El fin de una era. Así es como muchos han calificado estos días que vivimos en los que José María Aznar se despide del ruedo político no sin renunciar al ruido y a las nueces. Lo que podía haber sido una oportunidad para salir por la puerta grande del Parlamento en su última comparecencia se convirtió esta semana en una muestra de lo esperpéntica que resulta la situación cuando -nunca en 25 años había ocurrido- la oposición en pleno, izquierdas y nacionalistas, se negaron a votar la reforma del Código Penal que pondrá entre rejas a quien se atreva a convocar una consulta popular.

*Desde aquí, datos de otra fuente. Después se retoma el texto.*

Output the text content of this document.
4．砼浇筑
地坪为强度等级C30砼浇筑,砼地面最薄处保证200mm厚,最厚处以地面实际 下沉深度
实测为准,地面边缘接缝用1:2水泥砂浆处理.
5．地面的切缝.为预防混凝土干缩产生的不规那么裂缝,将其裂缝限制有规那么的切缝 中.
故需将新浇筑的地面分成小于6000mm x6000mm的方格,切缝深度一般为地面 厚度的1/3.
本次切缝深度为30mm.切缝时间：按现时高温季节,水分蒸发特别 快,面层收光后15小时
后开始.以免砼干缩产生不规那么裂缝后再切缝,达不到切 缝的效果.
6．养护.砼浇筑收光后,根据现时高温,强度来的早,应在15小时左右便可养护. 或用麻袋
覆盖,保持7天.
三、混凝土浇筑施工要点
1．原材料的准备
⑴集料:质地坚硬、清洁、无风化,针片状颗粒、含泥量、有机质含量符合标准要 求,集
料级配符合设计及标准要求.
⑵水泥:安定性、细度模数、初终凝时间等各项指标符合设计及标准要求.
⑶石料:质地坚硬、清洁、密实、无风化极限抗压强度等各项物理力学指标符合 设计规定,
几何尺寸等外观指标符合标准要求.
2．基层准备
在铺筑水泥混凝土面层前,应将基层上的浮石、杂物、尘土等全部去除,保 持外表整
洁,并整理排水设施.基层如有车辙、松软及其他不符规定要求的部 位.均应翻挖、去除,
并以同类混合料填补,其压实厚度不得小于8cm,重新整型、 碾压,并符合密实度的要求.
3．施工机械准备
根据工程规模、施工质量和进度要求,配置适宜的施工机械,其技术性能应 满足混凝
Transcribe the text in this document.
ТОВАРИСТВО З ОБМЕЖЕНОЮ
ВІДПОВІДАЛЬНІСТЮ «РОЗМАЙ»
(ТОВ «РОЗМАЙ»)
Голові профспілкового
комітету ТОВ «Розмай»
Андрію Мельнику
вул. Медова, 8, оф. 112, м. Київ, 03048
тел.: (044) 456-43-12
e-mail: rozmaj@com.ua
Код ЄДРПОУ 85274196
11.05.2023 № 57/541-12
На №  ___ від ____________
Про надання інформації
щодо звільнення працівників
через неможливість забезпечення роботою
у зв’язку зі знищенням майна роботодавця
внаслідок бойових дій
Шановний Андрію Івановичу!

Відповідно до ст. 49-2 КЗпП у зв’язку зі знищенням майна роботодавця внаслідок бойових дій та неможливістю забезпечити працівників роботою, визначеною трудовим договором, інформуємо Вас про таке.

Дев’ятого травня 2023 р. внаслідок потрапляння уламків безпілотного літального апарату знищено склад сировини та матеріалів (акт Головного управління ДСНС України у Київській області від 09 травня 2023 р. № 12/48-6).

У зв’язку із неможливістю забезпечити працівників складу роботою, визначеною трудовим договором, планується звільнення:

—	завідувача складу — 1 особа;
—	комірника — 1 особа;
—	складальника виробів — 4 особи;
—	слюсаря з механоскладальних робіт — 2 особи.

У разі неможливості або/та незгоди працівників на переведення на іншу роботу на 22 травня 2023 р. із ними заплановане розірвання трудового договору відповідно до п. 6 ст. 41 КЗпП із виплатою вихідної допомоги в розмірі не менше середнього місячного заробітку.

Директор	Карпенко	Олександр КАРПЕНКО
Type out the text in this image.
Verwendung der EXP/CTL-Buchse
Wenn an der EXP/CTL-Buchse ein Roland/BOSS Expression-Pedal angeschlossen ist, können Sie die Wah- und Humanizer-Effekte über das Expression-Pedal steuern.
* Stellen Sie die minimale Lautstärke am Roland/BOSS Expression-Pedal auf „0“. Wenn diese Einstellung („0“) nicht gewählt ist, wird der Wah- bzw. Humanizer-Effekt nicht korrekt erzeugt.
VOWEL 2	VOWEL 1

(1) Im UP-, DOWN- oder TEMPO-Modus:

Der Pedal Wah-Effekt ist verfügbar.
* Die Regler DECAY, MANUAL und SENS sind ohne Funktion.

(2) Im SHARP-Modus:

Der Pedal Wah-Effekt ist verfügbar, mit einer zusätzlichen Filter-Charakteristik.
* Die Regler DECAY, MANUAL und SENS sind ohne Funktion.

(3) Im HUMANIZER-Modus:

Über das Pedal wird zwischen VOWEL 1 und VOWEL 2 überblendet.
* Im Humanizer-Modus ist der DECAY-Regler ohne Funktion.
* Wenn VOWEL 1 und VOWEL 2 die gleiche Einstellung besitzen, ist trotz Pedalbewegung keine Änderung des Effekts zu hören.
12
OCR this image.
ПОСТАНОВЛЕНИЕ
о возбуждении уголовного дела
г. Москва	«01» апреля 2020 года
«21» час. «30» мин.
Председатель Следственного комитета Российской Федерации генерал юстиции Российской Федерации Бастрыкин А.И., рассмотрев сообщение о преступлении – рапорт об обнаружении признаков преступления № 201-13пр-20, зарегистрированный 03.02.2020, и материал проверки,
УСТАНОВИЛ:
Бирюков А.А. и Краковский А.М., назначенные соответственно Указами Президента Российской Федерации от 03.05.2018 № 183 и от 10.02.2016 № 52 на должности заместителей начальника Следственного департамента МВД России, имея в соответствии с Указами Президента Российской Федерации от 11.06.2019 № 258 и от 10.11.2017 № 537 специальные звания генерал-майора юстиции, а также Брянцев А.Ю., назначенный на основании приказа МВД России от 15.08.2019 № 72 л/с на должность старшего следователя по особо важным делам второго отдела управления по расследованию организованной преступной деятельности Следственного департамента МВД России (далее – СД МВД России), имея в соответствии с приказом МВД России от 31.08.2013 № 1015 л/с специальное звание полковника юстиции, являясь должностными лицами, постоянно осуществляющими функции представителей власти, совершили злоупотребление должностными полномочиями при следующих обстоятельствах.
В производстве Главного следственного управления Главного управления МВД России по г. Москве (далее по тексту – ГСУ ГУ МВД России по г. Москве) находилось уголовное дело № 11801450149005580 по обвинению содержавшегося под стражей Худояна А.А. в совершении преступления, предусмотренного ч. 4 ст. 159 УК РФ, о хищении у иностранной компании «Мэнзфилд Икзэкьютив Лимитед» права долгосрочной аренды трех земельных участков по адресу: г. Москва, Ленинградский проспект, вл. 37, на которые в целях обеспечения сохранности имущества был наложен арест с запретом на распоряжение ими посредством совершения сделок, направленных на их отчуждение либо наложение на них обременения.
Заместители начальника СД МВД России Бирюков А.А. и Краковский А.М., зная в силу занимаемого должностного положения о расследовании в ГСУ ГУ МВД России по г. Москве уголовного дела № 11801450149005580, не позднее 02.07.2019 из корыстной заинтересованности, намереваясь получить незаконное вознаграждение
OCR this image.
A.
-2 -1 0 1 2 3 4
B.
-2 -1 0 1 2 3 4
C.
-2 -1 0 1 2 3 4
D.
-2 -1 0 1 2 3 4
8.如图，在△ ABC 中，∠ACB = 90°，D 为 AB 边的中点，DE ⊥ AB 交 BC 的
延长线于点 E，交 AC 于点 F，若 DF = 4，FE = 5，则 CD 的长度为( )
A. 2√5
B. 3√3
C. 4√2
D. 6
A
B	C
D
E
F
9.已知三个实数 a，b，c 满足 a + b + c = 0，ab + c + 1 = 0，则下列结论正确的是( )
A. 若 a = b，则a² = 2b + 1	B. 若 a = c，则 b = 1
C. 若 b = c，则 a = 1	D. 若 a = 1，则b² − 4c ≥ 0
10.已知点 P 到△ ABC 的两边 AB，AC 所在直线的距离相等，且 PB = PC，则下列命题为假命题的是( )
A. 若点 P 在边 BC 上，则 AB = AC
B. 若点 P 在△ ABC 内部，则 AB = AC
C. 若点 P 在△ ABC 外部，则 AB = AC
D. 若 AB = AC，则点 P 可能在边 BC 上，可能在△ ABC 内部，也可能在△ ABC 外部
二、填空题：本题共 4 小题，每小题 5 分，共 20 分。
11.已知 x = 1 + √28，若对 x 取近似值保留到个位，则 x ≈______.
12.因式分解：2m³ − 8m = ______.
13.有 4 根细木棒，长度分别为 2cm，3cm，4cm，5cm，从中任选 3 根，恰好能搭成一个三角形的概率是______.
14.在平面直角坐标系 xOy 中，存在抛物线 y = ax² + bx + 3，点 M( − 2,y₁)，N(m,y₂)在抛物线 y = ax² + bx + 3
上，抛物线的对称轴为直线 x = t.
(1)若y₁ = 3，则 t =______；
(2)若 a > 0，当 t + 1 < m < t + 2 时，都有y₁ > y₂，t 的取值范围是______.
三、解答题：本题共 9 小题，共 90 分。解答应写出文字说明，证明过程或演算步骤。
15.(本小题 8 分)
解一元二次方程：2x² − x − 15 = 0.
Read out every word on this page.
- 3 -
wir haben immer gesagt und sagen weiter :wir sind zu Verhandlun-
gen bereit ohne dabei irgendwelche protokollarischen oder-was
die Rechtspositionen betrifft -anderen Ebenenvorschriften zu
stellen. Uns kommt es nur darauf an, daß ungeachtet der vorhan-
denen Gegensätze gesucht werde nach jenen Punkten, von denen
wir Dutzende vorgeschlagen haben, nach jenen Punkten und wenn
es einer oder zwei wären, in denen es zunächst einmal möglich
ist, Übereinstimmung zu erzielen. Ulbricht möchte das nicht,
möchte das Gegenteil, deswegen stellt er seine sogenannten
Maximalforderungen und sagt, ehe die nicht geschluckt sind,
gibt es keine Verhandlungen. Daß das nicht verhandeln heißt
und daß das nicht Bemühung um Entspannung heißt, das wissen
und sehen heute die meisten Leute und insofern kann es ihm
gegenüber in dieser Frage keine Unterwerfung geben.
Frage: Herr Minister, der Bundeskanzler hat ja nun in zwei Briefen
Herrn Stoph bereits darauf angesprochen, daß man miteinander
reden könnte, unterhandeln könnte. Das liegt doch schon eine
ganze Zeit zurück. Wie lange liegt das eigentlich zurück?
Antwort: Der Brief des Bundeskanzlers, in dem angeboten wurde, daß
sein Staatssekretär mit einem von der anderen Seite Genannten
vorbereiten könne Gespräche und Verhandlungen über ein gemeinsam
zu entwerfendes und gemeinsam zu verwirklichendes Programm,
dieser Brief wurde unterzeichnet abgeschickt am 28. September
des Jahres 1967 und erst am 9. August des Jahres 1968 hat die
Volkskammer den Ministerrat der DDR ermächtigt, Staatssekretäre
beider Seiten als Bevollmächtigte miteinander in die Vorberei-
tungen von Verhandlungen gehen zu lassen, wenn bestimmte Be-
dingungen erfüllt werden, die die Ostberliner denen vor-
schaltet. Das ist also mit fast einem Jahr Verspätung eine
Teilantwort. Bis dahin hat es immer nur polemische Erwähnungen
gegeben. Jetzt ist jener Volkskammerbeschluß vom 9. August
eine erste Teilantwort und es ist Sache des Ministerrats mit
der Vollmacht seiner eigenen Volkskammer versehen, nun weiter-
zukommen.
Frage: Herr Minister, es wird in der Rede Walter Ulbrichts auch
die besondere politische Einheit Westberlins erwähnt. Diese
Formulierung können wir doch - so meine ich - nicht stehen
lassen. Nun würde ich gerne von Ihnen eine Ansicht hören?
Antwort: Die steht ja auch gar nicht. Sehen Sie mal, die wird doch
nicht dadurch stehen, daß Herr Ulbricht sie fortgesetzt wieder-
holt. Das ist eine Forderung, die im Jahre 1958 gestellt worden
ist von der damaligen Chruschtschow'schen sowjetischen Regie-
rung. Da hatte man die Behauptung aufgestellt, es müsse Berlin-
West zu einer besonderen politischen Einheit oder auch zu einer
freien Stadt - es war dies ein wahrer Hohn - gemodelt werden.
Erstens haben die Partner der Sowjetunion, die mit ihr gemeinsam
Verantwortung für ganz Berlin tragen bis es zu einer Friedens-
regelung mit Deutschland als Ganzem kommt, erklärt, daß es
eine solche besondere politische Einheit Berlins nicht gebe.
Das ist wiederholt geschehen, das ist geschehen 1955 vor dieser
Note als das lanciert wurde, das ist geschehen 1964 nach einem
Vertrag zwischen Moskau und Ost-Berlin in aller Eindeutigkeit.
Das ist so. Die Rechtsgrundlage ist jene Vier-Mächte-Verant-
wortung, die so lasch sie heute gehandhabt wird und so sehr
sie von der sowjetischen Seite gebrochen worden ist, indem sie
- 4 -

Ese es el legado de Aznar: la ley hecha a medida como regalo envenenado hacia el nacionalismo vasco, que se ha convertido en su obsesión durante los últimos cuatro años.
Aunque muchos confían en que el Tribunal Constitucional echará por tierra la remodelación del Código Penal, lo cierto es que de momento Ibarretxe se enfrentará a un delito penado con cinco años de prisión si se atreve a pedir opinión a su pueblo sobre algo tan trascendental como su futuro político.
Pero no queda ahí la cosa, porque detrás de los vascos, que suelen ir abriendo brechas, están los catalanes, los andaluces y hasta los gallegos, que ya han expresado su intención de reformar sus estatutos más pronto que tarde. Aznar, empeñado en seguir por ese camino de altanería y modales bruscos que ha elegido para pasar a la historia -tan alejado del Aznar de la primera legislatura- encarna el espíritu contrario al que expresó el Rey cuando recibió al nuevo presidente del Parlament catalán, el independentista Ernest Benach: «Hablando se entiende la gente», le dijo. Quizá pretendía recordar a quien quiera oír que el diálogo y la capacidad de escuchar al otro se está perdiendo en este país, que ha entrado en una era de enfrentamiento radical nada saludable.